Ivaldo Lemos Junior
Procurador de justiça do MPDFT
Em 1907, o historiador e sociólogo italiano Guglielmo Ferrero agendou uma visita a Buenos Aires, a convite do jornal La Nación. Aqui no Brasil se soube disso e se fez um esforço para trazê-lo para a Corte, no Rio de Janeiro. Ferrero, que se radicara em Paris, onde publicava artigos na primeira página do Le Figaro e lecionava no principal auditório do Collège de France, foi contactado pela Academia Brasileira de Letras. Acabaram combinando 14 palestras no valor de 40.000 francos (a proposta inicial eram 10.000 liras).
A primeira conferência, sobre “A cultura latina no momento atual”, contou com a presença do presidente da República, Afonso Pena, dignitários governamentais e intelectuais. Só que o número de 14 foi caindo para 8, depois 6, e, no final, não passaram de 5. O resto do tempo foi consumido em banquetes e passeios.

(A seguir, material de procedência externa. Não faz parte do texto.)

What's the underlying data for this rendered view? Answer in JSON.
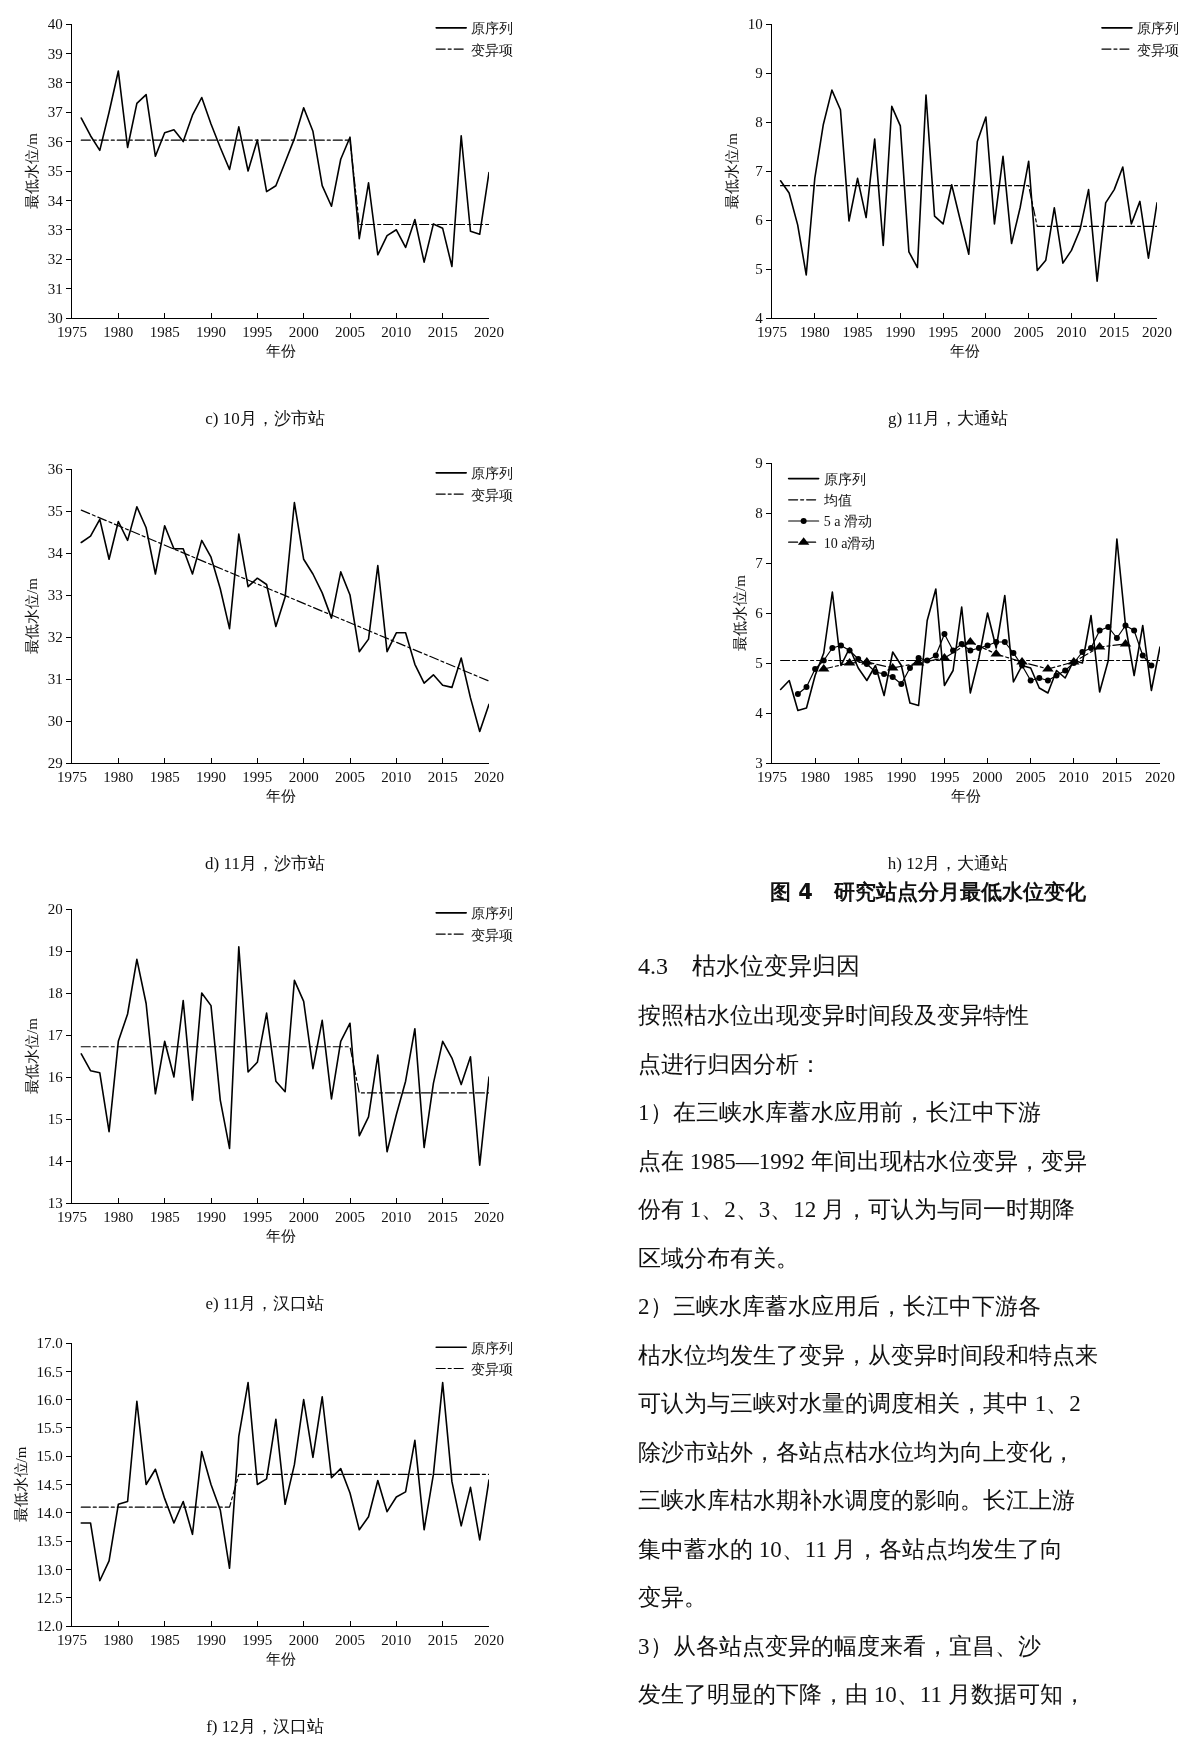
{
  "chart_data": [
    {
      "type": "line",
      "title": "c) 10月，沙市站",
      "xlabel": "年份",
      "ylabel": "最低水位/m",
      "legend": "top right",
      "xlim": [
        1975,
        2020
      ],
      "xticks": [
        1975,
        1980,
        1985,
        1990,
        1995,
        2000,
        2005,
        2010,
        2015,
        2020
      ],
      "ylim": [
        30,
        40
      ],
      "yticks": [
        30,
        31,
        32,
        33,
        34,
        35,
        36,
        37,
        38,
        39,
        40
      ],
      "x": [
        1976,
        1977,
        1978,
        1979,
        1980,
        1981,
        1982,
        1983,
        1984,
        1985,
        1986,
        1987,
        1988,
        1989,
        1990,
        1991,
        1992,
        1993,
        1994,
        1995,
        1996,
        1997,
        1998,
        1999,
        2000,
        2001,
        2002,
        2003,
        2004,
        2005,
        2006,
        2007,
        2008,
        2009,
        2010,
        2011,
        2012,
        2013,
        2014,
        2015,
        2016,
        2017,
        2018,
        2019,
        2020
      ],
      "series": [
        {
          "name": "原序列",
          "color": "#000000",
          "line_style": "solid",
          "values": [
            36.8,
            36.2,
            35.7,
            37.0,
            38.4,
            35.8,
            37.3,
            37.6,
            35.5,
            36.3,
            36.4,
            36.0,
            36.9,
            37.5,
            36.6,
            35.8,
            35.05,
            36.5,
            35.0,
            36.05,
            34.3,
            34.5,
            35.3,
            36.1,
            37.15,
            36.35,
            34.5,
            33.8,
            35.4,
            36.15,
            32.7,
            34.6,
            32.15,
            32.8,
            33.0,
            32.4,
            33.35,
            31.9,
            33.2,
            33.05,
            31.75,
            36.2,
            32.95,
            32.85,
            34.95
          ]
        },
        {
          "name": "变异项",
          "color": "#000000",
          "line_style": "dashed",
          "x": [
            1976,
            2005,
            2006,
            2020
          ],
          "values": [
            36.05,
            36.05,
            33.18,
            33.18
          ]
        }
      ]
    },
    {
      "type": "line",
      "title": "g) 11月，大通站",
      "xlabel": "年份",
      "ylabel": "最低水位/m",
      "legend": "top right",
      "xlim": [
        1975,
        2020
      ],
      "xticks": [
        1975,
        1980,
        1985,
        1990,
        1995,
        2000,
        2005,
        2010,
        2015,
        2020
      ],
      "ylim": [
        4,
        10
      ],
      "yticks": [
        4,
        5,
        6,
        7,
        8,
        9,
        10
      ],
      "x": [
        1976,
        1977,
        1978,
        1979,
        1980,
        1981,
        1982,
        1983,
        1984,
        1985,
        1986,
        1987,
        1988,
        1989,
        1990,
        1991,
        1992,
        1993,
        1994,
        1995,
        1996,
        1997,
        1998,
        1999,
        2000,
        2001,
        2002,
        2003,
        2004,
        2005,
        2006,
        2007,
        2008,
        2009,
        2010,
        2011,
        2012,
        2013,
        2014,
        2015,
        2016,
        2017,
        2018,
        2019,
        2020
      ],
      "series": [
        {
          "name": "原序列",
          "color": "#000000",
          "line_style": "solid",
          "values": [
            6.8,
            6.55,
            5.9,
            4.88,
            6.85,
            7.95,
            8.65,
            8.25,
            5.98,
            6.85,
            6.05,
            7.65,
            5.48,
            8.32,
            7.92,
            5.35,
            5.03,
            8.55,
            6.08,
            5.92,
            6.72,
            6.0,
            5.3,
            7.6,
            8.1,
            5.92,
            7.3,
            5.52,
            6.25,
            7.2,
            4.97,
            5.18,
            6.25,
            5.12,
            5.38,
            5.8,
            6.62,
            4.75,
            6.35,
            6.62,
            7.08,
            5.92,
            6.38,
            5.22,
            6.35
          ]
        },
        {
          "name": "变异项",
          "color": "#000000",
          "line_style": "dashed",
          "x": [
            1976,
            2005,
            2006,
            2020
          ],
          "values": [
            6.7,
            6.7,
            5.87,
            5.87
          ]
        }
      ]
    },
    {
      "type": "line",
      "title": "d) 11月，沙市站",
      "xlabel": "年份",
      "ylabel": "最低水位/m",
      "legend": "top right",
      "xlim": [
        1975,
        2020
      ],
      "xticks": [
        1975,
        1980,
        1985,
        1990,
        1995,
        2000,
        2005,
        2010,
        2015,
        2020
      ],
      "ylim": [
        29,
        36
      ],
      "yticks": [
        29,
        30,
        31,
        32,
        33,
        34,
        35,
        36
      ],
      "x": [
        1976,
        1977,
        1978,
        1979,
        1980,
        1981,
        1982,
        1983,
        1984,
        1985,
        1986,
        1987,
        1988,
        1989,
        1990,
        1991,
        1992,
        1993,
        1994,
        1995,
        1996,
        1997,
        1998,
        1999,
        2000,
        2001,
        2002,
        2003,
        2004,
        2005,
        2006,
        2007,
        2008,
        2009,
        2010,
        2011,
        2012,
        2013,
        2014,
        2015,
        2016,
        2017,
        2018,
        2019,
        2020
      ],
      "series": [
        {
          "name": "原序列",
          "color": "#000000",
          "line_style": "solid",
          "values": [
            34.25,
            34.4,
            34.8,
            33.85,
            34.75,
            34.3,
            35.1,
            34.6,
            33.5,
            34.65,
            34.1,
            34.1,
            33.5,
            34.3,
            33.9,
            33.15,
            32.2,
            34.45,
            33.2,
            33.4,
            33.25,
            32.25,
            32.95,
            35.2,
            33.85,
            33.5,
            33.05,
            32.45,
            33.55,
            33.0,
            31.65,
            31.95,
            33.7,
            31.65,
            32.1,
            32.1,
            31.35,
            30.9,
            31.1,
            30.85,
            30.8,
            31.5,
            30.55,
            29.75,
            30.4
          ]
        },
        {
          "name": "变异项",
          "color": "#000000",
          "line_style": "dashed",
          "x": [
            1976,
            2020
          ],
          "values": [
            35.02,
            30.95
          ]
        }
      ]
    },
    {
      "type": "line",
      "title": "h) 12月，大通站",
      "xlabel": "年份",
      "ylabel": "最低水位/m",
      "legend": "top left",
      "xlim": [
        1975,
        2020
      ],
      "xticks": [
        1975,
        1980,
        1985,
        1990,
        1995,
        2000,
        2005,
        2010,
        2015,
        2020
      ],
      "ylim": [
        3,
        9
      ],
      "yticks": [
        3,
        4,
        5,
        6,
        7,
        8,
        9
      ],
      "x": [
        1976,
        1977,
        1978,
        1979,
        1980,
        1981,
        1982,
        1983,
        1984,
        1985,
        1986,
        1987,
        1988,
        1989,
        1990,
        1991,
        1992,
        1993,
        1994,
        1995,
        1996,
        1997,
        1998,
        1999,
        2000,
        2001,
        2002,
        2003,
        2004,
        2005,
        2006,
        2007,
        2008,
        2009,
        2010,
        2011,
        2012,
        2013,
        2014,
        2015,
        2016,
        2017,
        2018,
        2019,
        2020
      ],
      "series": [
        {
          "name": "原序列",
          "color": "#000000",
          "line_style": "solid",
          "values": [
            4.47,
            4.65,
            4.05,
            4.1,
            4.75,
            5.2,
            6.42,
            4.95,
            5.3,
            4.9,
            4.65,
            4.95,
            4.35,
            5.22,
            4.95,
            4.2,
            4.15,
            5.85,
            6.48,
            4.55,
            4.85,
            6.12,
            4.4,
            5.1,
            6.0,
            5.3,
            6.35,
            4.62,
            4.95,
            4.9,
            4.5,
            4.4,
            4.85,
            4.7,
            5.05,
            5.0,
            5.95,
            4.42,
            5.05,
            7.48,
            5.75,
            4.75,
            5.75,
            4.45,
            5.32
          ]
        },
        {
          "name": "均值",
          "color": "#000000",
          "line_style": "dashed",
          "x": [
            1976,
            2020
          ],
          "values": [
            5.05,
            5.05
          ]
        },
        {
          "name": "5 a 滑动",
          "color": "#000000",
          "line_style": "solid",
          "marker": "circle",
          "x": [
            1978,
            1979,
            1980,
            1981,
            1982,
            1983,
            1984,
            1985,
            1986,
            1987,
            1988,
            1989,
            1990,
            1991,
            1992,
            1993,
            1994,
            1995,
            1996,
            1997,
            1998,
            1999,
            2000,
            2001,
            2002,
            2003,
            2004,
            2005,
            2006,
            2007,
            2008,
            2009,
            2010,
            2011,
            2012,
            2013,
            2014,
            2015,
            2016,
            2017,
            2018,
            2019
          ],
          "values": [
            4.38,
            4.52,
            4.88,
            5.05,
            5.3,
            5.35,
            5.25,
            5.08,
            4.98,
            4.82,
            4.78,
            4.72,
            4.58,
            4.9,
            5.1,
            5.05,
            5.15,
            5.58,
            5.25,
            5.38,
            5.25,
            5.3,
            5.35,
            5.42,
            5.42,
            5.2,
            4.95,
            4.65,
            4.7,
            4.65,
            4.75,
            4.85,
            5.0,
            5.22,
            5.3,
            5.65,
            5.72,
            5.5,
            5.75,
            5.65,
            5.15,
            4.95
          ]
        },
        {
          "name": "10 a滑动",
          "color": "#000000",
          "line_style": "dashed",
          "marker": "triangle",
          "x": [
            1981,
            1984,
            1986,
            1989,
            1992,
            1995,
            1998,
            2001,
            2004,
            2007,
            2010,
            2013,
            2016
          ],
          "values": [
            4.88,
            5.0,
            5.02,
            4.9,
            5.0,
            5.1,
            5.42,
            5.18,
            5.02,
            4.88,
            5.02,
            5.32,
            5.38
          ]
        }
      ]
    },
    {
      "type": "line",
      "title": "e) 11月，汉口站",
      "xlabel": "年份",
      "ylabel": "最低水位/m",
      "legend": "top right",
      "xlim": [
        1975,
        2020
      ],
      "xticks": [
        1975,
        1980,
        1985,
        1990,
        1995,
        2000,
        2005,
        2010,
        2015,
        2020
      ],
      "ylim": [
        13,
        20
      ],
      "yticks": [
        13,
        14,
        15,
        16,
        17,
        18,
        19,
        20
      ],
      "x": [
        1976,
        1977,
        1978,
        1979,
        1980,
        1981,
        1982,
        1983,
        1984,
        1985,
        1986,
        1987,
        1988,
        1989,
        1990,
        1991,
        1992,
        1993,
        1994,
        1995,
        1996,
        1997,
        1998,
        1999,
        2000,
        2001,
        2002,
        2003,
        2004,
        2005,
        2006,
        2007,
        2008,
        2009,
        2010,
        2011,
        2012,
        2013,
        2014,
        2015,
        2016,
        2017,
        2018,
        2019,
        2020
      ],
      "series": [
        {
          "name": "原序列",
          "color": "#000000",
          "line_style": "solid",
          "values": [
            16.55,
            16.15,
            16.1,
            14.7,
            16.85,
            17.5,
            18.8,
            17.75,
            15.6,
            16.85,
            16.0,
            17.82,
            15.45,
            18.0,
            17.7,
            15.45,
            14.3,
            19.1,
            16.12,
            16.35,
            17.52,
            15.9,
            15.65,
            18.3,
            17.8,
            16.2,
            17.35,
            15.48,
            16.85,
            17.28,
            14.6,
            15.05,
            16.52,
            14.22,
            15.1,
            15.9,
            17.15,
            14.32,
            15.85,
            16.85,
            16.45,
            15.82,
            16.48,
            13.9,
            16.0
          ]
        },
        {
          "name": "变异项",
          "color": "#000000",
          "line_style": "dashed",
          "x": [
            1976,
            2005,
            2006,
            2020
          ],
          "values": [
            16.72,
            16.72,
            15.62,
            15.62
          ]
        }
      ]
    },
    {
      "type": "line",
      "title": "f) 12月，汉口站",
      "xlabel": "年份",
      "ylabel": "最低水位/m",
      "legend": "top right",
      "xlim": [
        1975,
        2020
      ],
      "xticks": [
        1975,
        1980,
        1985,
        1990,
        1995,
        2000,
        2005,
        2010,
        2015,
        2020
      ],
      "ylim": [
        12,
        17
      ],
      "yticks": [
        {
          "value": 12,
          "label": "12.0"
        },
        {
          "value": 12.5,
          "label": "12.5"
        },
        {
          "value": 13,
          "label": "13.0"
        },
        {
          "value": 13.5,
          "label": "13.5"
        },
        {
          "value": 14,
          "label": "14.0"
        },
        {
          "value": 14.5,
          "label": "14.5"
        },
        {
          "value": 15,
          "label": "15.0"
        },
        {
          "value": 15.5,
          "label": "15.5"
        },
        {
          "value": 16,
          "label": "16.0"
        },
        {
          "value": 16.5,
          "label": "16.5"
        },
        {
          "value": 17,
          "label": "17.0"
        }
      ],
      "x": [
        1976,
        1977,
        1978,
        1979,
        1980,
        1981,
        1982,
        1983,
        1984,
        1985,
        1986,
        1987,
        1988,
        1989,
        1990,
        1991,
        1992,
        1993,
        1994,
        1995,
        1996,
        1997,
        1998,
        1999,
        2000,
        2001,
        2002,
        2003,
        2004,
        2005,
        2006,
        2007,
        2008,
        2009,
        2010,
        2011,
        2012,
        2013,
        2014,
        2015,
        2016,
        2017,
        2018,
        2019,
        2020
      ],
      "series": [
        {
          "name": "原序列",
          "color": "#000000",
          "line_style": "solid",
          "values": [
            13.82,
            13.82,
            12.8,
            13.15,
            14.15,
            14.2,
            15.97,
            14.5,
            14.77,
            14.25,
            13.82,
            14.2,
            13.62,
            15.08,
            14.5,
            14.05,
            13.02,
            15.35,
            16.3,
            14.5,
            14.6,
            15.65,
            14.15,
            14.85,
            16.0,
            14.98,
            16.05,
            14.62,
            14.78,
            14.35,
            13.7,
            13.93,
            14.57,
            14.02,
            14.28,
            14.37,
            15.28,
            13.7,
            14.68,
            16.3,
            14.55,
            13.77,
            14.45,
            13.52,
            14.58
          ]
        },
        {
          "name": "变异项",
          "color": "#000000",
          "line_style": "dashed",
          "x": [
            1976,
            1992,
            1993,
            2020
          ],
          "values": [
            14.1,
            14.1,
            14.68,
            14.68
          ]
        }
      ]
    },
    {
      "type": "other",
      "title": "图 4　研究站点分月最低水位变化",
      "subtitle": "4.3　枯水位变异归因",
      "annotations": [
        "按照枯水位出现变异时间段及变异特性",
        "点进行归因分析：",
        "1）在三峡水库蓄水应用前，长江中下游",
        "点在 1985—1992 年间出现枯水位变异，变异",
        "份有 1、2、3、12 月，可认为与同一时期降",
        "区域分布有关。",
        "2）三峡水库蓄水应用后，长江中下游各",
        "枯水位均发生了变异，从变异时间段和特点来",
        "可认为与三峡对水量的调度相关，其中 1、2",
        "除沙市站外，各站点枯水位均为向上变化，",
        "三峡水库枯水期补水调度的影响。长江上游",
        "集中蓄水的 10、11 月，各站点均发生了向",
        "变异。",
        "3）从各站点变异的幅度来看，宜昌、沙",
        "发生了明显的下降，由 10、11 月数据可知，"
      ]
    }
  ]
}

Os honorários, esses não diminuíram. Em moeda nacional, foram uma fortuna de 50 contos de réis (pesquisas na internet mostram variadas conversões para real, que chegam a milhões). A ABL não tinha sede própria nem patrimônio. Não tinha um vintém no caixa. Cada imortal tirava do próprio bolso cinco mil-réis para participar das sessões, tantas vezes com quorum minguado, o que ameaçava a continuação da entidade. Até as eleições para novos membros tinham grande abstenção, mesmo se podendo votar pelo correio.
Pois sabe quem pagou os 500 mil-réis? O governo. Mais exatamente, o orçamento de dois ministérios, da Viação e do Exterior. E não é certeza que a presença de Ferrero tenha sido tão proveitosa quanto prometia. O presidente da ABL, Machado, fez elogios, mas o colega de fardão Euclides da Cunha se disse “desiludido” e “desapontado”, e lamentou a “glorificação das mediocridades”. Sobrou até para a mulher do visitante (filha de Cesare Lombroso), rotulada de “a mais feia e mais encantadora” que já tinha visto.